The oil tycoons who once crowned Donald Trump their drilling champion are now whispering (and shouting) that his policies are leaving them high and dry—ironically, in a sea of their own black gold.
A fresh Federal Reserve Bank of Dallas survey reveals executives venting frustration over tariffs, policy flip-flops, and Trump’s renewable energy jabs, all while he pitches American crude like a late-night infomercial host at the UN.
Picture this: Trump strides onto the United Nations stage Tuesday, microphone in hand, declaring America’s oil supremacy with the gusto of a used-car salesman closing a deal on a monster truck.
“We have the most oil of any nation anywhere,” he booms, offering energy exports to any country in need—like a generous uncle slipping you cash, but with a side of geopolitical arm-twisting.
Yet back home, the very shale drillers who bankrolled his 2024 victory are nursing headaches from the hangover of his trade wars. Tariffs on steel and equipment have jacked up drilling costs faster than a Vegas slot machine payout, even as global markets drown in oversupply and prices limp along like a three-legged race contestant.
One anonymous executive in the Dallas Fed’s quarterly poll—let’s call him “Deep Throat Derrick”—paints a grim portrait: Trump’s vow to slash fuel prices is like promising to fatten the cow while starving the farmer. It kills the profit motive to drill deeper, turning “drill, baby, drill” into “drill, maybe, if gas hits $2 a gallon.”
These fossil fuel faithful, who cheered Trump’s rollback of Biden-era regs, now blame him for picking up where Joe left off. “U.S. shale was broken” by a Biden-Trump tag-team, one exec laments, accusing the White House of cozying up to OPEC’s playbook—echoing the irony of a president who rails against cartels while unwittingly mimicking their market meddling.

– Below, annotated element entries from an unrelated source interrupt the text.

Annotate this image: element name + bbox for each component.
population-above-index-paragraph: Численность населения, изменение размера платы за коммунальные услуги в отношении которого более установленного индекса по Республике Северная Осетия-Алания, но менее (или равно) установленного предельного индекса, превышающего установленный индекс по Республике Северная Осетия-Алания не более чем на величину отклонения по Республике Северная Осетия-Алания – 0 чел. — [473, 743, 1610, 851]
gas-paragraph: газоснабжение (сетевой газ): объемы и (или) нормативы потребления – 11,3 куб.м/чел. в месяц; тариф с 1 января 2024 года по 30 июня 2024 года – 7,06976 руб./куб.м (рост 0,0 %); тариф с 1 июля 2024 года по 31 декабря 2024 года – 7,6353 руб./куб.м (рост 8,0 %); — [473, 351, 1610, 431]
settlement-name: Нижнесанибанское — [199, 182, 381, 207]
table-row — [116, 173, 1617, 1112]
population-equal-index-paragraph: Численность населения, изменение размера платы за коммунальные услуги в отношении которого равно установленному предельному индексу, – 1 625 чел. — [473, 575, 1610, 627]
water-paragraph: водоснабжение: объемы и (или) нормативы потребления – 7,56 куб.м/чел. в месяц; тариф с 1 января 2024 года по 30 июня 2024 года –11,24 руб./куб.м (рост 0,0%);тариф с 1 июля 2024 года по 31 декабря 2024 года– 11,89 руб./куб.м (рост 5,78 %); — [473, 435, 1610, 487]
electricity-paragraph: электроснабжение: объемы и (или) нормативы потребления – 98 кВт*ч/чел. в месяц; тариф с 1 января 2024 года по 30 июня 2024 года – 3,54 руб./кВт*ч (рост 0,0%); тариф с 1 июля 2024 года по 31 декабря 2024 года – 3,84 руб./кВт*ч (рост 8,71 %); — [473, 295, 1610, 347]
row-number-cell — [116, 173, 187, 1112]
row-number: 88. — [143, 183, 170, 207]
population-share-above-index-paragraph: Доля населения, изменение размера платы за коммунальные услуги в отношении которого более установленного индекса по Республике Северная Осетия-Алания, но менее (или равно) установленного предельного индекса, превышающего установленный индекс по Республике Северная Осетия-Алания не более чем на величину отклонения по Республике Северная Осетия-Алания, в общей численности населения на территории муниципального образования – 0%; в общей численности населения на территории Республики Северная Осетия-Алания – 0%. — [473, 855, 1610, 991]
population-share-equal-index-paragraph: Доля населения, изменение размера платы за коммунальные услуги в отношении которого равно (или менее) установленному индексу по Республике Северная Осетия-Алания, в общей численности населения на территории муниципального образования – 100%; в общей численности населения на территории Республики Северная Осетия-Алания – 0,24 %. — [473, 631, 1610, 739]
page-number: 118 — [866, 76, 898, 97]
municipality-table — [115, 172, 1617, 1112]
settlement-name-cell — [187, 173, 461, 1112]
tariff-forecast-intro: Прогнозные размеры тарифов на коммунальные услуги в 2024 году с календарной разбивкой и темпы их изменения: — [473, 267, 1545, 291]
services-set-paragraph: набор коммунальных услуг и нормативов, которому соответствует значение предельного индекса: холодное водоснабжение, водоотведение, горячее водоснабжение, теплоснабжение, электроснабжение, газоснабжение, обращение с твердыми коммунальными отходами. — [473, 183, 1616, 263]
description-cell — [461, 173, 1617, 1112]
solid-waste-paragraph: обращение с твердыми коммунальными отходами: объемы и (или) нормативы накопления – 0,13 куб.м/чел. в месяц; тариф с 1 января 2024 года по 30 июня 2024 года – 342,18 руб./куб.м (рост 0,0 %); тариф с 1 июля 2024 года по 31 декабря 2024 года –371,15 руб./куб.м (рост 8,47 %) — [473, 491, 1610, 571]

Trump’s renewable rants? They’re the cherry on this sour sundae. At the UN, he skewered green projects abroad, but execs warn that sword could swing back like a poorly aimed boomerang in three and a half years—right into traditional energy’s backside when the political winds shift.
White House spokesperson Taylor Rogers, ever the spin doctor with a PhD in deflection, sidestepped the survey’s barbs like a pro dodgeball champ. “Biden sowed uncertainty; Trump is unleashing energy dominance,” she declared, touting June’s record production highs as proof of his championship cred—complete with that timeless rally cry: “DRILL, BABY, DRILL.”
True enough, output has surged past Biden-era peaks, hitting historic monthly marks. But beneath the glossy stats, storm clouds gather: nearly half of 139 surveyed bosses report slacker business activity year-over-year, with costs climbing and outlooks dimming like a faulty rig light.
Over half say their crystal balls show darker days ahead, fretting over budget slashes that could send skilled roughnecks packing. “The oil industry is once again going to lose valuable employees,” one exec sighs, evoking visions of hard hats trading hard hats for barista aprons in a great energy exodus.
It’s a classic Washington waltz: presidents promise the moon (or at least cheap gas), but executives end up mooning over missed opportunities. Trump’s energy evangelism clashes with the cold calculus of shale economics, where every tariff tweet feels like a pinprick to the profit pipeline.
As the dust settles on this fracking family feud, one can only hope for a sequel where oil barons and the Oval Office strike a deal—perhaps over a barrel of laughs and a promise to tariff only the competition’s bad ideas. After all, in politics as in drilling, what goes down must eventually pump back up, lest we all end up fueled by nothing but hot air.